On 一, 2012-06-04 at 10:41 -0400, Mark wrote:
> Hi Rui,
> 
> Thanks for writing;
> 
> On 06/03/2012 10:56 PM, Zhang Rui wrote:
> > Usually, the critical trip point value is a hard coded number provided
> > by the BIOS.

This is the ASL code for critical trip point in the ACPI table,

            Name (DCRT, 0x127C)

            Method (_CRT, 0, NotSerialized)
            {
                Return (DCRT)
            }

_CRT, the control method which OS evaluates to get the thermal critical
trip point, returns DCRT, which is a hard coded value 0x127C. And this
equals 473.2 K, or 200C.

So I do not see ACPI thermal does anything wrong here.

> 200° though, possibly the kernel should set a default upper limit, unless there's
> a rational reason

you can use module parameter thermal.crt= to override the critical trip
point.
But I'm not sure if kernel should set a default upper limit or not.
Maybe we need another entry for this laptop in thermal_dmi_table.

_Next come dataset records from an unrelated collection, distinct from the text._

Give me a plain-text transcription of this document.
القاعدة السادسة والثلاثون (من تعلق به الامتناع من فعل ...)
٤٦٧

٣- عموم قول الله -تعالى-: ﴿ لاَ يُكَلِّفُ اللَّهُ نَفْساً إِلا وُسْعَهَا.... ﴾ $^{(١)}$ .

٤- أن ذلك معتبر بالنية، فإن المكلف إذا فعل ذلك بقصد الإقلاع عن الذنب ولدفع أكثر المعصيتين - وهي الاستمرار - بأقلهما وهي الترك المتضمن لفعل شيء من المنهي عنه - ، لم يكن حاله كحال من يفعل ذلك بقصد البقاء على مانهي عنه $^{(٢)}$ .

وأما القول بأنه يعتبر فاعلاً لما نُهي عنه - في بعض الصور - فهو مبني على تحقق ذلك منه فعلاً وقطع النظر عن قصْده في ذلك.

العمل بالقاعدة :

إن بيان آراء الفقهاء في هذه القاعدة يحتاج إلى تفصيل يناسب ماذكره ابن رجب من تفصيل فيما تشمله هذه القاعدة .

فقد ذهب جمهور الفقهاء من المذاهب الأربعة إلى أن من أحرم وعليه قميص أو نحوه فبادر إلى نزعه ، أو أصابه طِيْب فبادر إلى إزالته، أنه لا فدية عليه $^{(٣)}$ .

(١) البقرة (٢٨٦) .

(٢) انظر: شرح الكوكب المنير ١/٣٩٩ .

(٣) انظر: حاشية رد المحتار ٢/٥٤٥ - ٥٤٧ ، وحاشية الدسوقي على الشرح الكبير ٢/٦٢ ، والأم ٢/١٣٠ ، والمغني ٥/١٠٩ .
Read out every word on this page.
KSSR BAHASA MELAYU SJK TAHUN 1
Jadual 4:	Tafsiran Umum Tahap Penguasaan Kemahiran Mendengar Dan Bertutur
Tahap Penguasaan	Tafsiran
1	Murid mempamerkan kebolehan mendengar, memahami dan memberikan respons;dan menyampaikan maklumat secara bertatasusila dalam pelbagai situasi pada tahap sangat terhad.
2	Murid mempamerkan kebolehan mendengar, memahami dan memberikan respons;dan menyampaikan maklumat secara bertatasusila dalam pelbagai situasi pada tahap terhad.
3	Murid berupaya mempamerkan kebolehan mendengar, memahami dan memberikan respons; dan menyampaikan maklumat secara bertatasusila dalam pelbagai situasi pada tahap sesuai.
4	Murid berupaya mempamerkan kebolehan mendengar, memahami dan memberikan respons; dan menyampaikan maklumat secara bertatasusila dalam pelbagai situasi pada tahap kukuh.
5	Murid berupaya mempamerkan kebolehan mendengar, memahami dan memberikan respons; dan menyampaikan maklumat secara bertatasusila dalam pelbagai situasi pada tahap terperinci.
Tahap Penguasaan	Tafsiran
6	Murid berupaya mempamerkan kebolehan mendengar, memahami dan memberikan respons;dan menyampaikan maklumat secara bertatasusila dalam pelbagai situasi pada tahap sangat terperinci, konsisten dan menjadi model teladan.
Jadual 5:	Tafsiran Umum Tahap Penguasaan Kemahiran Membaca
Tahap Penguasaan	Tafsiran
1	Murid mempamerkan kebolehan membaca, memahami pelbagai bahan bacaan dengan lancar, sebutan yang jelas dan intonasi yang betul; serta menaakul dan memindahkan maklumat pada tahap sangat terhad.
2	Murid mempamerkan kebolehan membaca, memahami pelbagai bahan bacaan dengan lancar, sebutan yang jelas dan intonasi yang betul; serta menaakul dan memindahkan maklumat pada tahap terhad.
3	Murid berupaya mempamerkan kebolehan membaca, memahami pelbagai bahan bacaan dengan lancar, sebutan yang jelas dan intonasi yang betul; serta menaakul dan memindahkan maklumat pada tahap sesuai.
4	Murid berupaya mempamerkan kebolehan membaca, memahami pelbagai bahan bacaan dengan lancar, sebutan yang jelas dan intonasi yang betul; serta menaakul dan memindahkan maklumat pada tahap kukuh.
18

> > About fan control, it seems that there is no ACPI FAN on this machine,
> > so the fan may be controlled either by firmware or by some platform
> > specific driver.
> > To make a double check, it would be great if you can refer to
> > http://www.lesswatts.org/projects/acpi/utilities.php
> > to get the acpidump output of this machine.
> >
> > thanks,
> > rui
> 
> I'm tending to a similar conclusion, it looks as though that's generally the case
> with many Aspires; there is a script for poking the hardware registers
> http://code.google.com/p/aceracpi/source/browse/trunk/acer_ec/acer_ec.pl referred
> to at http://www.linuxquestions.org/questions/showthread.php?p=4657451 though it
> sounds a somewhat risky/random business without the manufacturers' specifications
> at the ready
> 
> there are 2-3 symbols in the ACPI that may be relevant, FANG, FANW, possibly
> FANU; I attach the relevant files
> 
FANG/FANW/FANU can be used for fan control?
I do not know what these mean as they are not ACPI pre-defined control
method.
But if all the Aspires machines follow the same rule, then maybe we need
a kernel Acer platform driver that handles this.